Wer wissen will, wo der Dingač seinen vollmundigen, reifen Geschmack erhält, der muss von Potomje aus durch einen 400 Meter langen, engen, einspurigen Tunnel fahren, den die Winzereigenossenschaft im Jahr 1975 hat bauen lassen. Wenn die Straße aus der Erde wieder austritt, eröffnet sich ein phantastischer Panoramablick. Rechts und links des Weges finden sich kleine, niederwüchsige Weinstöcke auf einem steindurchsetzten Karstboden, weiter unten spülen die sanften Wellen der Adria an die Südwest-Küste der süddalmatinischen Halbinsel Pelješac. Hier also ist das Ursprungsgebiet einer der besten Rotweinsorten Kroatien. „Der Dingač bekommt die Sonne gleich von drei Seiten – vom Himmel, vom Meer, das reflektiert und von unten, von den Karststeinen.
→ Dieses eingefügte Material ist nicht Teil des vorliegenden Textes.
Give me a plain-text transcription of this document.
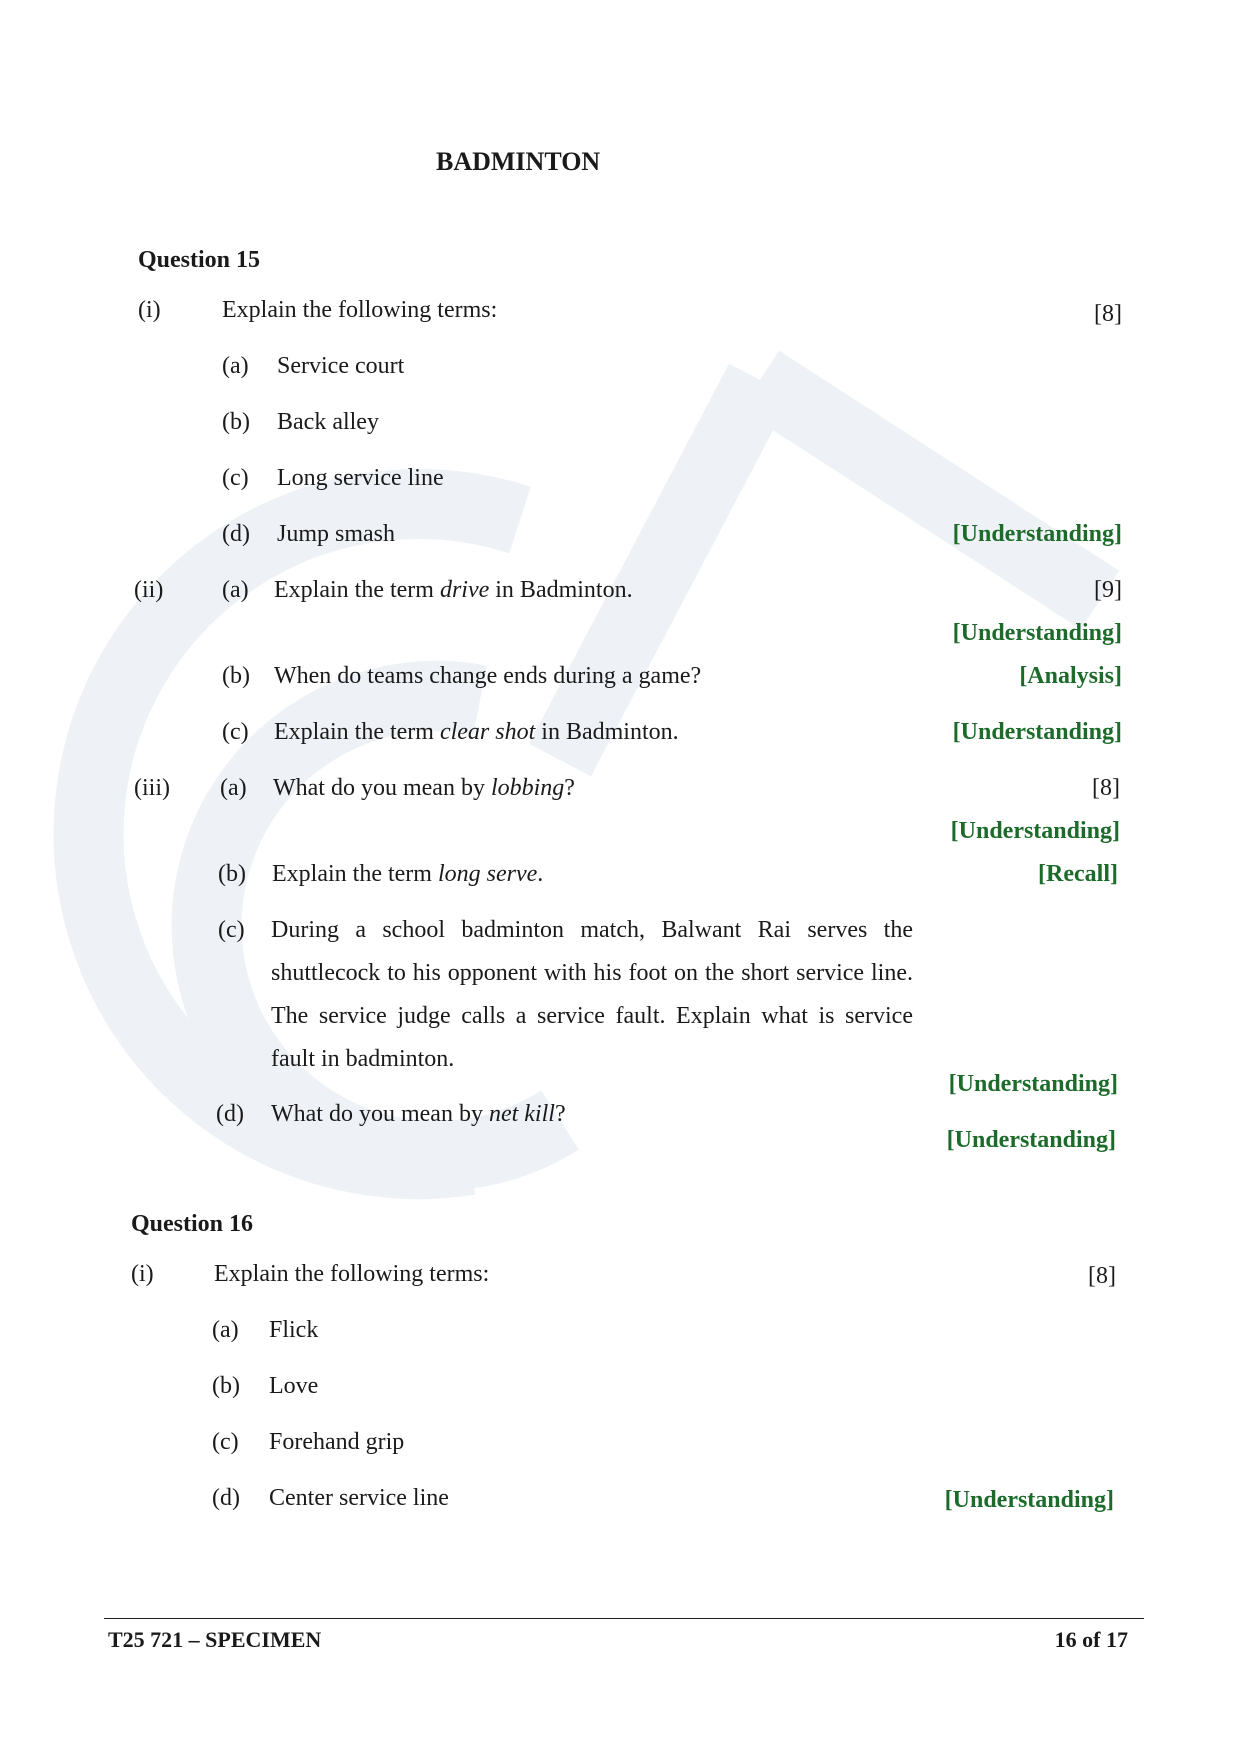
BADMINTON
Question 15
(i)	Explain the following terms:	[8]
(a) Service court
(b) Back alley
(c) Long service line
(d) Jump smash	[Understanding]
(ii) (a) Explain the term drive in Badminton.	[9]
[Understanding]
(b) When do teams change ends during a game?	[Analysis]
(c) Explain the term clear shot in Badminton.	[Understanding]
(iii) (a) What do you mean by lobbing?	[8]
[Understanding]
(b) Explain the term long serve.	[Recall]
(c) During a school badminton match, Balwant Rai serves the shuttlecock to his opponent with his foot on the short service line. The service judge calls a service fault. Explain what is service fault in badminton.
[Understanding]
(d) What do you mean by net kill?
[Understanding]
Question 16
(i)	Explain the following terms:	[8]
(a) Flick
(b) Love
(c) Forehand grip
(d) Center service line	[Understanding]
T25 721 – SPECIMEN	16 of 17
Kroatien - Auf den steinigen Karstböden an der sonnigen Südwest-Küste der Halbinsel Pelješac wächst der Qualitätsrotwein Dingač

Auf den steinigen Karstböden an der sonnigen Südwest-Küste der Halbinsel Pelješac wächst der Qualitätsrotwein Dingač

"Deshalb ist er so gut“, beteuert Fremdenführerin Ines Hudobec, die selbst auf Pelješac wohnt und mit den Weinbautraditionen Süddalmatiens bestens vertraut ist. Doch das Meer am Fuße des Abhangs hilft den blauen Trauben nicht nur durch die Sonnenstrahlen, die es reflektiert, es versorgt die Weinstöcke auch mit Wasser. Denn der Karstboden in Dingač trocknet auch in den Sommermonaten, in denen es hier kaum regnet, nicht aus: Das verdunstete Meerwasser verwandelt sich in Tau bildet und befeuchtet den Boden. Doch auch, wenn den Weinbauern dadurch die Bewässerung erspart wird: Der Anbau und die Ernte des Dingač, für den weniger als fünfzig Hektar geschützte Anbaufläche zur Verfügung stehen, ist Schwerstarbeit. Das Gefälle an den steilen Hängen liegt bei bis zu sechzig Prozent. Mit Maschinen kommen die Winzer hier nicht weiter, deshalb ist Handarbeit gefragt. Etwa dreieinhalb Jahre, so verrät Winzergattin Fani Skaramuča, muss ein frisch gepflanzter Stock wachsen, bevor er passable Qualität liefern kann. „Je älter die Weinstöcke werden, desto besser wird die Qualität, aber leider sinkt dann auch der Ertrag. Statt 0,6 oder 0,7 Kilogramm Trauben pro Stock liefern die älteren Pflanzen oft nur noch 0,4 Kilogramm“, berichtet Fani Skaramuča. Bevor der Tunnel gebaut wurde, musste die Weinernte auch noch mühsam mit Eseln über einen Berg nach Potomje transportiert werden, bevor sie in den Winzereigenossenschaften verarbeitet werden konnte.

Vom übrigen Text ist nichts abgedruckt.